Sermon by Rev Sydney Maitland for Sunday 10 October 2021.
• First Reading: Amos 5: 6-7, 10-15 (Seek good, not evil, that you may live)
• Psalm 90: 13-16
• Epistle: Hebrews 4: 12-16 (Let us approach God’s throne with confidence)
• Gospel: Mark 10: 17-31 (Who can be saved? With God all things are possible)
They call us stakeholders – customers, voters, those who offer our labour or skills, people who live in the land and who are subject to its laws even when they feel distant and powerless.
Some will get involved in one issue or another, but others will live their lives within but sometimes despite the prevailing culture with all its pressures and conformities, and all its expectations and demands.
For Amos there were a lot of powerless dwellers in the land, without wealth or connections and not knowing how to get by with all the pressing demands of landlords, employers and state officials.
The sense was of not being able to secure their rights in the courts and of not being able to at least tell their own side of any matter of dispute.
Rulings would be handed down like pronouncements from on high and beyond reasoning or questioning.
So what has changed? Our democratic process allows us to select our rulers, but only on their terms and under their electoral manifestoes. Our laws are applied impartially by the courts – so long as we have the means to obtain proper legal representation.
And even then it can be the perception of an offence rather than it being examined and proven. And what is true of our legal state is also true of our culture. Those who have control of or access to the means of expressing themselves are the gatekeepers of public opinion.
And when an unfashionable opinion is expressed it is soon suppressed. So what has changed since Amos’ time?
What may have been high-minded and in the best of intentions is reduced to legalism and pressure from interest groups.
In the letter to the Hebrews however, there is a new perspective. We are not alone – and we never were. We are not powerless or ignored, for God was always there.
And not just as an onlooker – He came among us, lived, breathed, had family and friends, and He plied His own trade as carpenter.
God never created the heavens and the earth and then went off on holiday. He never wound it up to see how it would run and to see it run itself down into chaos and destruction.
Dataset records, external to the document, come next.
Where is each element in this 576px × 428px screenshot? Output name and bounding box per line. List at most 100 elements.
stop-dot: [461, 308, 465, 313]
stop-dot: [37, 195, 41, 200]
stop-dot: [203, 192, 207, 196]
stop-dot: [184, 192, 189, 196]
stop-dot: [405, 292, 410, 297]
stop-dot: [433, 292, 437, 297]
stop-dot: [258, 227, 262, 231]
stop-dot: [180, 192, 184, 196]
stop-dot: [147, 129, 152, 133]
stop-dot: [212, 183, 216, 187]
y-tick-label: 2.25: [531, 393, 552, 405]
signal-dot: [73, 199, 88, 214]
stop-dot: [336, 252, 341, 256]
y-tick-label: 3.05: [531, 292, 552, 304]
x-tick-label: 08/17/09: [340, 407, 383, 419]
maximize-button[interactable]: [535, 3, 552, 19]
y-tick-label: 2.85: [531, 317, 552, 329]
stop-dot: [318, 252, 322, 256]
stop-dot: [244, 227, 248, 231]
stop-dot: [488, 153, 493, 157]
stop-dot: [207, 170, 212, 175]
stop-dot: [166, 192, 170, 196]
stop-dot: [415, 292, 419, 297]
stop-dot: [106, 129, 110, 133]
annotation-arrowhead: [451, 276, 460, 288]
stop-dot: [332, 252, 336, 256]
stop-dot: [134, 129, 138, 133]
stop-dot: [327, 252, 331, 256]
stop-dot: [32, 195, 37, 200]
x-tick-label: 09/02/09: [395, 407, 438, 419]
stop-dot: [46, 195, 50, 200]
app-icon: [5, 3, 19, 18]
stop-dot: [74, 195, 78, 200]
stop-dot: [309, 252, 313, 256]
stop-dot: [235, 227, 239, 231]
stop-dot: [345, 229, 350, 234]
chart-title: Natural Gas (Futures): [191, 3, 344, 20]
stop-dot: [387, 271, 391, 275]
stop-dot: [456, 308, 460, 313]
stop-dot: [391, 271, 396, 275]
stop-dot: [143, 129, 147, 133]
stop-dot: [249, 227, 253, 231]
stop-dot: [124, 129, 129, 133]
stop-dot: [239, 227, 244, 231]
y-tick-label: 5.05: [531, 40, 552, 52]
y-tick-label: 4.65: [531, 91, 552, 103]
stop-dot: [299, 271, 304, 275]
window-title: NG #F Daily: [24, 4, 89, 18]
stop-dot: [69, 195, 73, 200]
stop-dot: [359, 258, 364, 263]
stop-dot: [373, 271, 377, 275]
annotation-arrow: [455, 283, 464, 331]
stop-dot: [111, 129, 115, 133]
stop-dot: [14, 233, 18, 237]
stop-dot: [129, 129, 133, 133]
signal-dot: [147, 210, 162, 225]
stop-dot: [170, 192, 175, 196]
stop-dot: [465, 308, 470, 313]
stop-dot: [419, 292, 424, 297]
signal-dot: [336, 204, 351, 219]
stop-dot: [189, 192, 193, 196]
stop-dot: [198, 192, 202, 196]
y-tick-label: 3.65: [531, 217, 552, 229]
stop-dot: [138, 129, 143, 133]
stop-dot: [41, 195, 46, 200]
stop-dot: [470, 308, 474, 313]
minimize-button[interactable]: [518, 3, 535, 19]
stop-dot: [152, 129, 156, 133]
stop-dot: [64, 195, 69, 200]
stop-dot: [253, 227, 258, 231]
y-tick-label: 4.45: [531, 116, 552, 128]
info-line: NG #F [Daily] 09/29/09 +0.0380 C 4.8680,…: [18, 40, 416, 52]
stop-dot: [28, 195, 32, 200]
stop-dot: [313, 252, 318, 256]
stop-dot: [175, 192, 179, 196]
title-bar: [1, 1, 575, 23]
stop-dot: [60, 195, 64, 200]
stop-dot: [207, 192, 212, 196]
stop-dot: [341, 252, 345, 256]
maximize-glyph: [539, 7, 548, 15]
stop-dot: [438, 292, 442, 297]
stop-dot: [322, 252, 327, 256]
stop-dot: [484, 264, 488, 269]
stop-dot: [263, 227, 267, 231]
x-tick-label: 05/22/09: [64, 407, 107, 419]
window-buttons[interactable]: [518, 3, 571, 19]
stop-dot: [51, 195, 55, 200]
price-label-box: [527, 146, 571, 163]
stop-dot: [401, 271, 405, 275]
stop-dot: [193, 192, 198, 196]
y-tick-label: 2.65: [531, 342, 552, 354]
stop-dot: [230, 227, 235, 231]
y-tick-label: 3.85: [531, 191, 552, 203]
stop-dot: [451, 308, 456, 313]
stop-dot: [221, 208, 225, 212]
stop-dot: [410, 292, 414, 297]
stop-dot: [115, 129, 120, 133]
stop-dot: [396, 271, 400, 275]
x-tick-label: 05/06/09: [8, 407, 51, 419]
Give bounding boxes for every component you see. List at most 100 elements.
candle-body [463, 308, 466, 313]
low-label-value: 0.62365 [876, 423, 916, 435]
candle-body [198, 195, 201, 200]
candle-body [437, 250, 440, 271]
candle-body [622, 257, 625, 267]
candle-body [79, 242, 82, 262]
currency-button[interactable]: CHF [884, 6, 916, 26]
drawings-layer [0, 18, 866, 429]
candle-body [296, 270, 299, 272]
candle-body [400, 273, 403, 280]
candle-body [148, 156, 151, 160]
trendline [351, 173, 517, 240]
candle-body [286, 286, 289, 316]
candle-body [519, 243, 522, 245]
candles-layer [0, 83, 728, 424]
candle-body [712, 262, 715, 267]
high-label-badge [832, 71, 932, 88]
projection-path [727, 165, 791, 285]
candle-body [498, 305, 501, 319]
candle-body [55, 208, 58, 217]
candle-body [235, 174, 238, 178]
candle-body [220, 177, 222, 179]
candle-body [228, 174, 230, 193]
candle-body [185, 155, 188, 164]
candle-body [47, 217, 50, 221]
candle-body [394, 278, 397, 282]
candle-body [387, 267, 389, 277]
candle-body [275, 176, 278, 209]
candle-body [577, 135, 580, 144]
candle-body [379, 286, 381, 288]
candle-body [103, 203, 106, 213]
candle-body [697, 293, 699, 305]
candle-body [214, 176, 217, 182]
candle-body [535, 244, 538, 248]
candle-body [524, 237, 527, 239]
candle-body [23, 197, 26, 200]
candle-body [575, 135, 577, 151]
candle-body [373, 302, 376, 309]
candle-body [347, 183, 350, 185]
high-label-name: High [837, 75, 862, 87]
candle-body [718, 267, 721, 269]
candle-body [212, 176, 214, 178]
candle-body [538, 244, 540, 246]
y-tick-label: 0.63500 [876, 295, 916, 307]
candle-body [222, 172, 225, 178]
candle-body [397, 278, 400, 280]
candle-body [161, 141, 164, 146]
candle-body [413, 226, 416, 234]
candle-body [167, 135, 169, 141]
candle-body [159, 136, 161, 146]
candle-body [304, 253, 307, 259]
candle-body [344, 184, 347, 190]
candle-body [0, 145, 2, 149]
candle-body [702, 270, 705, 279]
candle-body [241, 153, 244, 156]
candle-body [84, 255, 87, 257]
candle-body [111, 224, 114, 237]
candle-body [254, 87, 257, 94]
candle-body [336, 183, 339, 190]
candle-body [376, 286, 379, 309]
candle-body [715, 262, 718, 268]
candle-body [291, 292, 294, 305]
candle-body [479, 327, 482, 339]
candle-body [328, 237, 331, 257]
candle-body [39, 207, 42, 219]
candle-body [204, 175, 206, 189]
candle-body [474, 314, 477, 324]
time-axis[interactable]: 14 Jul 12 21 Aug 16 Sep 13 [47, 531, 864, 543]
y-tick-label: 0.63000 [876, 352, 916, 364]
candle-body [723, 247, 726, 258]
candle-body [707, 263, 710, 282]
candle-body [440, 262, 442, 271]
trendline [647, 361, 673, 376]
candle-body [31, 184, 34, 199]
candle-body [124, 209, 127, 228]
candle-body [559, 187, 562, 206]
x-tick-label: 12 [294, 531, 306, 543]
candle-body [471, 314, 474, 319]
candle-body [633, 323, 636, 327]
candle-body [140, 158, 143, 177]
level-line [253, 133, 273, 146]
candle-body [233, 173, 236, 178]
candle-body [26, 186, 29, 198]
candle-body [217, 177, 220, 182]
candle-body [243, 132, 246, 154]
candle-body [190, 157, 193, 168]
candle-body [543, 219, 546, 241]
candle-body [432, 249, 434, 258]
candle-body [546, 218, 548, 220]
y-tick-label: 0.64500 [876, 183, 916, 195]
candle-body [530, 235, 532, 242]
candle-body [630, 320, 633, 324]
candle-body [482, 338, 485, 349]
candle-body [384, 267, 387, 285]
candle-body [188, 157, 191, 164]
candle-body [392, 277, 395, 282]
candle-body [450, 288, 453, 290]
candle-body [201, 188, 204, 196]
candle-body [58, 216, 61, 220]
God came that we might thrive, and He died so that we might live. If there was any kind of temptation than He felt it too, for the nature and direction of temptation never change even if the technology does.
And having been through it all without being tainted, corrupted or compromised, he suffered death and conquered that as well.
So when in the gospel lesson, the earnest inquirer came to Jesus and asked Him how to inherit eternal life, Jesus warmed to him.
Jesus’ first answer to his question was simple: obey the law. In this He was drawing on the 10 commandments.
But the man knew that there was more, there was further to go. These things he could do within his existing way of life.
So Jesus offered him the way of discipleship: turn your back on life as you knew it and follow Me. Your possessions and your connections, your family name and your reputation will all hold you back. Let go of these and then you will be able to do what the other disciples did in leaving behind family and livelihood.
This was more difficult for the man was indeed a stakeholder in the land. To commit to Jesus would mean letting go of all else and allowing Him to set his lifestyle and priorities from then on.
There would be no safety net and by being one with Jesus then his reputation would be shredded.
This was far more demanding and we do not know what happened after that. Was he there in Jerusalem when they crucified Jesus or when the Spirit came at Pentecost? How did he respond to these events?
What Jesus does say is that with God all things are possible. It applied then and it is still there now.
Are we going to be defined by our possessions and reputations? By our social standing and our connections? Will they constrain our faith and the way we express it and share it with others?
The paradox is that the very things that give us our sense of stability and security can also be the very things that undermine our faith and our hope.
It is one thing to have a professional career – but do the demands for advancement require us to compromise our faith or our values?
Do our possessions free us or do they tie us down? Do we trim our views and our faith when in company, especially those who do not share our faith?
In all such things, what is impossible for us is not so for God.